New Overnight Developments Abroad: Dollar and Yen Lower

July 15, 2009

The dollar is mostly lower, and stocks have risen following better-than-expected corporate quarterly earnings announced yesterday.

The dollar lost 1.0% against the kiwi and Australian dollar, 0.9% relative to the Swiss franc, 0.8% against the euro, 0.5% versus sterling,and  0.4% against the Canadian dollar.  The U.S. currency is 0.1% higher against the yen.  The euro is back above $1.4000.

Stocks gained 3.2% in Indonesia, 3.4% in Singapore, 2.9% in India, 2.6% in Taiwan, 2.1% in Hong Kong, 1.8% in Thailand, 1.5% in Australian and 1.0% in the Philippines.  In Europe, the German Dax, Paris Cac and British Ftse show strong advances of 1.9%, 1.7%, and 1.5%.

Most sovereign bond yields have increased, including a 1-basis point rise in 10-year JGBs to 1.35%.

Oil and gold climbed by 1.6% to $60.49/barrel and 0.7% to $929.50 per ounce.

Bank of Japan policy board members sprung no surprises, retaining a target interest rate of 0.1%, where such has been since December, but also unanimously agreed to extend temporary credit-easing programs by three months.  New quarterly macroeconomic forecasts were released, reducing projected fiscal 2010 growth to a range of 0.6-1.1% and the point projection for growth this fiscal year to minus 3.4% from minus 3.1%.  The economic assessment is guardedly hopeful.

As expected, the Bank of Thailand left its one-day RP rate at 1.25%, called that level accommodative, but left the door open for future cuts if needed.  After four reductions totaling 250 basis points, the key rate is now at its lowest level since mid-2004.

China reported a hugely unexpected $178 billion 2Q jump in reserves to $2.132 trillion and a strong acceleration of money and credit growth in June.  M1 advanced 24.8% from June 2008, after on-year growth in May of 18.7%.  M2 rose 28.5%, up from 25.7%.  Yuan lending shot up 34.4%, up from 30.6%.  Foreign direct investment into China fell 6.8% in the year to June, suggesting the increase in reserves embodies considerable inflows of hot money.

Final Euroland consumer price data for June confirm such rose 0.2% from May but eased 0.1% from a year earlier.  Core inflation unexpectedly eased to 1.3% from 1.5% in May and 2.5% a year earlier.  Energy prices fell 11.8% in the year to June versus a rise of 16.1% in the year to June 2008.  Food slid 0.2% y/y versus an advance of 6.4% in the prior statement year.  Total consumer prices had increased 4.0% in the year to June 2008.

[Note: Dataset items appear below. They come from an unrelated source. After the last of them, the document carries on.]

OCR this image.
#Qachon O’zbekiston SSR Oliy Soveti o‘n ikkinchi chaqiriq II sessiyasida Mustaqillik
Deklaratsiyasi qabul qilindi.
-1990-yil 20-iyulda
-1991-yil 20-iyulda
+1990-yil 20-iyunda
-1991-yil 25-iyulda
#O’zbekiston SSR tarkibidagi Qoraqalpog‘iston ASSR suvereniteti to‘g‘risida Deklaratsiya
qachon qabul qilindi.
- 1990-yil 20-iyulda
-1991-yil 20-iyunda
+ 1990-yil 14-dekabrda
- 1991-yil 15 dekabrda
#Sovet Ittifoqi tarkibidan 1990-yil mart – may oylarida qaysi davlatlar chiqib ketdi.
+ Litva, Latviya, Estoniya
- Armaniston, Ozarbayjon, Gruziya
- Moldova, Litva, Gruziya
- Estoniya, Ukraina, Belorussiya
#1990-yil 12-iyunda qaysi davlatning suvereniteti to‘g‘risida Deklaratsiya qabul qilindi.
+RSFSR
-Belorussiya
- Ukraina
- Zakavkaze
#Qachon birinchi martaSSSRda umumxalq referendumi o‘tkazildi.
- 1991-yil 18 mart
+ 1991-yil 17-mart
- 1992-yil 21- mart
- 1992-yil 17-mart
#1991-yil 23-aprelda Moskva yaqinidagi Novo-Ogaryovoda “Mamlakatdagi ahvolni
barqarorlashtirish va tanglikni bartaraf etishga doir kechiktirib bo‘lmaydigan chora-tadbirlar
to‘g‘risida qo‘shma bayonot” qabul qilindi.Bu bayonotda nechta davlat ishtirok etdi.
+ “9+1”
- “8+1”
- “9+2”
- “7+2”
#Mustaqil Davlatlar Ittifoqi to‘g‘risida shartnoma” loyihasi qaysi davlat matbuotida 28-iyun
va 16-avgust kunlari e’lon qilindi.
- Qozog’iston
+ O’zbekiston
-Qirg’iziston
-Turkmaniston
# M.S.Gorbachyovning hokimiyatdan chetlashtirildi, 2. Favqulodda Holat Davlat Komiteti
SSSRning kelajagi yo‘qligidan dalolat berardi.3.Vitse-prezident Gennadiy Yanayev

Italian consumer prices firmed 0.1% and 0.5% on year in June.

British unemployment according to the claimant count rose 23.8K in June, about half of what analysts expected and the smallest rise since May 2008.  The jobless rate ticked up a tenth to 4.8% on the claimant data and to 7.6% in March-May on the ILO calculation from 6.7% in the previous three months.  Average earnings growth remained very benign at +2.3% in the year to March-May.

Singapore retail sales in May firmed 0.8% m/m but fell 10.3% on year after a drop of 11.7% in the year to April.

Swiss retail sales fell 1.4% in the year to May, showing weakness compared to a 0.5% increase in January-May from a year earlier.

Czech producer prices fell by 0.4% in June and by 4.4% from June 2008.

Spanish house prices fell 8.2% in the year to 2Q09, their sharpest drop since at least 1987.

South African retail sales fell 4.2% in the year to May, their fourth on-year drop in a row.

Australia’s index of leading economic indicators, compiled by Westpac, slid two-tenths of a point to 248.2, the first decline in three months, but the index of coincident indicators firmed by the same amount.  The New Zealand prime minister added his voice to predictions that recovery is close at hand.

Consumer confidence in Hungary improved for a third straight month but remained very weak at minus 63.1 in July.

Charles Bean, Deputy Governor of the Bank of England, hinted that the government is prepared to authorize a bigger ceiling on the central bank’s asset purchases.

European car sales rose 2.4% in June, the first increase in 14 months.

A plane crash in Iran has killed 168 people.  A tsunami alert in New Zealand has been made following a 7.8 earthquake under the ocean.

The U.S. will release consumer prices, industrial production, the FOMC minutes, and the Empire State factory index later today.  Canada’s monthly manufacturing survey results are due too.